The legendary Vince Dooley, probably the best-known UGA coach, served as head football coach from 1964 until 1988. In 1979 he also became athletic director, a position he held for the next twenty-five years. Dooley led the Bulldogs to six SEC championships, most memorably in three consecutive championships during the early 1980s.
On December 26, 2000, Mark Richt was named the twenty-fifth head coach in Georgia’s history. In his first four seasons Richt amassed a 42-10 record, winning two SEC Eastern Division titles and one SEC championship. The 2002 UGA team, which finished 13-1, won the school’s first SEC championship in twenty years before beating Florida State University in the Sugar Bowl. Richt led the Bulldogs for fifteen seasons, amassing a 145-51 record, two SEC championship berths, and nine bowl wins.
In 2015 Richt was fired after losing essential games to Alabama, Florida, and Tennessee. Alabama defensive coordinator Kirby Smart was named the new head coach in December 2015.
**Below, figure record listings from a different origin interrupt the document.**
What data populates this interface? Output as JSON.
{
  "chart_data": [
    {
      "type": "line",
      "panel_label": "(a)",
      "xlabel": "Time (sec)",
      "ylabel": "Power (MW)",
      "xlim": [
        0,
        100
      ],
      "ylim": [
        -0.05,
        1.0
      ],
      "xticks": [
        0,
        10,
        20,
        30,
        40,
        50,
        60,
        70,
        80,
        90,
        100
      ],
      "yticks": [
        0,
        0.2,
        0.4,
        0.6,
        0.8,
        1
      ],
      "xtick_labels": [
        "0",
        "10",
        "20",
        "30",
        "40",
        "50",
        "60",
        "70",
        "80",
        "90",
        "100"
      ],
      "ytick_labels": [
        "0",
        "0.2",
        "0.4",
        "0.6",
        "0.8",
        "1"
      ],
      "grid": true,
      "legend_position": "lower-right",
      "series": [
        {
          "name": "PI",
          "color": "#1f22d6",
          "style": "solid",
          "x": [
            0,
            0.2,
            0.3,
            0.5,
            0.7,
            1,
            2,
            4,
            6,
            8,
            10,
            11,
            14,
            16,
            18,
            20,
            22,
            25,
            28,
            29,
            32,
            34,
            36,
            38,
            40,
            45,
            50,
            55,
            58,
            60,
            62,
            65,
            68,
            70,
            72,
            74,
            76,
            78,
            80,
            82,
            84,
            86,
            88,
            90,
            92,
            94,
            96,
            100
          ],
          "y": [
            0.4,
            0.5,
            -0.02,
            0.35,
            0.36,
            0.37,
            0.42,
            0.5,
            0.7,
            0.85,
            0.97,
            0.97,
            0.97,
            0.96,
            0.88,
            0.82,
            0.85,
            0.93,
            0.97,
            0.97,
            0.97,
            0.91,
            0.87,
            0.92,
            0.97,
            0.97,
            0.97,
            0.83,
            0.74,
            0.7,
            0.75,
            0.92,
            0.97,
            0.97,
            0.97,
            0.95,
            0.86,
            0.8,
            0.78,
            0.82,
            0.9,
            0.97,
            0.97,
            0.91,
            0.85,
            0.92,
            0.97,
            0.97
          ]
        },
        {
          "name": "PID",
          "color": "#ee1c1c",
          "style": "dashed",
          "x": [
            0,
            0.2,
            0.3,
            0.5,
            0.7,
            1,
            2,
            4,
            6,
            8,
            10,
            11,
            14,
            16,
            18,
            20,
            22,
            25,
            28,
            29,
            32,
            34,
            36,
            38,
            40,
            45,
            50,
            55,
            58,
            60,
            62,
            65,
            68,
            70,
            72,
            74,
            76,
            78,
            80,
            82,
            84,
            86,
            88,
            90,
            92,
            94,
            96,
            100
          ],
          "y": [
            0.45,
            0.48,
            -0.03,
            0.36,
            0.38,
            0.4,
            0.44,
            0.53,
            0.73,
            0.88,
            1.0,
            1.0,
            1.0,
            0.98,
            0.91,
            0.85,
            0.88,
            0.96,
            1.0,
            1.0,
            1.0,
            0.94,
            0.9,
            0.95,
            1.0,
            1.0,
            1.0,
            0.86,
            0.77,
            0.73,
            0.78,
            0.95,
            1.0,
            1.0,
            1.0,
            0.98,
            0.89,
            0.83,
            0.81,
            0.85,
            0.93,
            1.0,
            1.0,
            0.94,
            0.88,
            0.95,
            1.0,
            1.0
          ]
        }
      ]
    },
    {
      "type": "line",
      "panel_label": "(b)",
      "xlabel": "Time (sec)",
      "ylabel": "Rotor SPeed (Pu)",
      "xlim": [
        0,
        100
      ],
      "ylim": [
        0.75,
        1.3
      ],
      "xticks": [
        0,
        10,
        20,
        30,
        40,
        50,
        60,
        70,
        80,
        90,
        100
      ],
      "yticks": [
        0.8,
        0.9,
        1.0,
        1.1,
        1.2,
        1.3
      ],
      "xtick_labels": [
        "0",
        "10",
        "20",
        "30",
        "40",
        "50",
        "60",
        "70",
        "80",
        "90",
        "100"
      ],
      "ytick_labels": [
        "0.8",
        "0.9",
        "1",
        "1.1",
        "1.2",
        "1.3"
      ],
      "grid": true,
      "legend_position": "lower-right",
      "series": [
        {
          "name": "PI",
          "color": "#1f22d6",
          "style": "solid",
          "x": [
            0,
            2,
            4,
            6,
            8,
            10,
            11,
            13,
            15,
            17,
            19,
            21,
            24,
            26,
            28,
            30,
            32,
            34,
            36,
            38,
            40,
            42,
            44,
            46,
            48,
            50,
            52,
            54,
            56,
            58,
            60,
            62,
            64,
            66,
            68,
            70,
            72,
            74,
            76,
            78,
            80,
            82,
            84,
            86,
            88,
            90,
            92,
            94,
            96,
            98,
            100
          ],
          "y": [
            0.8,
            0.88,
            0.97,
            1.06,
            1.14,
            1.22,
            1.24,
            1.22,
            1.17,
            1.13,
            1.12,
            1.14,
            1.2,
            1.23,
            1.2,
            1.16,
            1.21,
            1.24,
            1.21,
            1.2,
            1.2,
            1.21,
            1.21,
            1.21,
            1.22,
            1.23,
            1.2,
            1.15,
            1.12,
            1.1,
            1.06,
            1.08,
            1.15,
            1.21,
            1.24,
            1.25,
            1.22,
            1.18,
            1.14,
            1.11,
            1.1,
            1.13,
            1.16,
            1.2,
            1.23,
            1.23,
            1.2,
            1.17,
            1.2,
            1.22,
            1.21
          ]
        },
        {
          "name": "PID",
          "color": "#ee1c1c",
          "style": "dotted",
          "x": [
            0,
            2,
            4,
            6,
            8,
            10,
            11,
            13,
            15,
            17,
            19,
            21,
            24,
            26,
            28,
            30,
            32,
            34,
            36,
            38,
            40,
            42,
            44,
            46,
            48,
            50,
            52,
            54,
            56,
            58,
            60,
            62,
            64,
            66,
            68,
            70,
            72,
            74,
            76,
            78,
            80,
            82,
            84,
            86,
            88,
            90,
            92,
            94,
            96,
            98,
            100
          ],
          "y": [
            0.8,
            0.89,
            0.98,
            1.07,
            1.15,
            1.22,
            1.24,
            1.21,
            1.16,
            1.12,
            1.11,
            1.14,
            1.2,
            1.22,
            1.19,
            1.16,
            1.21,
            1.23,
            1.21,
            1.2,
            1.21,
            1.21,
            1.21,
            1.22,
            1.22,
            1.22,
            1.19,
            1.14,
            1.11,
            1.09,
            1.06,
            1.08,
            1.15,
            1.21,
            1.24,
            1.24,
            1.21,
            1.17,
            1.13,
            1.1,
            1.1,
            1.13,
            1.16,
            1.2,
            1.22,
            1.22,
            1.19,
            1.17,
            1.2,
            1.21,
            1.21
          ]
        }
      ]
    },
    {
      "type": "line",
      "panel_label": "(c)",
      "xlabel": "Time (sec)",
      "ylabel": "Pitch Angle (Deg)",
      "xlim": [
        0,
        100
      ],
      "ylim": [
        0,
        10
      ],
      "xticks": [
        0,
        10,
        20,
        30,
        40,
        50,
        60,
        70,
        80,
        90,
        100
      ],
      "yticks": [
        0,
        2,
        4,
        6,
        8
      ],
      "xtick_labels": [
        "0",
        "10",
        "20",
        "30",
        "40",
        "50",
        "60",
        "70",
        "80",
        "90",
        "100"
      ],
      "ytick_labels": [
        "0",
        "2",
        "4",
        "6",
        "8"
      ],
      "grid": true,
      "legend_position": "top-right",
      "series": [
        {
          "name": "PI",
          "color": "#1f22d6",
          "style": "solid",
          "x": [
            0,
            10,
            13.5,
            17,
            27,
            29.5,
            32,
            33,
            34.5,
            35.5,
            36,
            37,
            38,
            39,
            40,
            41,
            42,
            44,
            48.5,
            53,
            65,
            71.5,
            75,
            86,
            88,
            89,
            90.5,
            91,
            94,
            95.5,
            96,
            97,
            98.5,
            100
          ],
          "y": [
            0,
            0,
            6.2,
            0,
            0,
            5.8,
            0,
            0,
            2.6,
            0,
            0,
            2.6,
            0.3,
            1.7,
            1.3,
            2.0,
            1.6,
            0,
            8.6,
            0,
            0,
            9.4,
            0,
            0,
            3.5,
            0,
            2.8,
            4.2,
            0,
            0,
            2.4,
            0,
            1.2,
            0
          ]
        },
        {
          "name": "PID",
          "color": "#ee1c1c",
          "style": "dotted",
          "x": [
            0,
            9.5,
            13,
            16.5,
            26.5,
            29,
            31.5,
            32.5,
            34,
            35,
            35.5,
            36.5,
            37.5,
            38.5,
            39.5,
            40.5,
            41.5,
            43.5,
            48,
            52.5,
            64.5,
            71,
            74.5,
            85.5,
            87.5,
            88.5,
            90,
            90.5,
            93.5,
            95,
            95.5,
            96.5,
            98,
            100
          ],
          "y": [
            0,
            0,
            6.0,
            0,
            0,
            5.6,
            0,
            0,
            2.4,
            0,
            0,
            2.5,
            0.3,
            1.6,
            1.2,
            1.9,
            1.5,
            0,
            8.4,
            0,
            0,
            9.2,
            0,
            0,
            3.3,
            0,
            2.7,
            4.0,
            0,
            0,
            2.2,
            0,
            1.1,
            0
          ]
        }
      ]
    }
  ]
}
The team’s fortunes improved upon Smart’s arrival, but hopes that the team would gain its first national title since 1980 were dashed by a three-point loss to the Alabama Crimson Tide in the championship game in 2018. Georgia played Alabama again in the championship game in January 2022, but this time won decisively and ended a forty-one year wait in holding the title of National Champions. The team went undefeated the following season and won the January 2023 national championship game against Texas Christian University.
Notable Players
Frank Sinkwich played at Georgia from 1940 to 1942, winning the Heisman in 1942. He later went on to be a first-round draft pick of the NFL’s Detroit Lions.
Fran Tarkenton played as quarterback at UGA from 1958 to 1960. He was later inducted into the Pro Football Hall of Fame after revolutionizing the quarterback position; he was one of the first NFL quarterbacks who could run or throw the ball on the move. He led the Minnesota Vikings to three Super Bowls.
Herschel Walker, who played in Athens from 1980 to 1982, is one of the greatest players in college football history. He won the Heisman in 1982 after finishing second for the award in 1981 and third as a freshman in 1980. Walker first played professionally in the United States Football League (USFL) and set the all-time professional single-season rushing record. After the USFL folded and many of its players joined NFL squads, Walker went on to post an all-pro career with the Dallas Cowboys, Minnesota Vikings, Philadelphia Eagles, and New York Giants.
At least fourteen members of the College Football Hall of Fame played or coached at Georgia: coaches include Glenn “Pop” Warner (inducted in 1951), Dooley (1994), and Wally Butts (1997); players include Sinkwich (1954), Bob McWhorter (1954), Trippi (1959), Vernon “Catfish” Smith (1979), Bill Hartman (1984), Tarkenton (1987), Bill Stanfill (1998), Walker (1999), Terry Hoage (2000), Kevin Butler (2001), and John Rauch (2003).
For a decade, Georgia earned a reputation for sending more running backs to the NFL than any other school in the nation. The list includes first- or second-round NFL draft picks Lars Tate (drafted in 1988), Tim Worley (1989), Rodney Hampton (1990), Garrison Hearst (1993), and Robert Edwards (1998), as well as sixth-round pick Terrell Davis (1995), who went on to lead the NFL in rushing and to receive Most Valuable Player honors in the 1998 Super Bowl.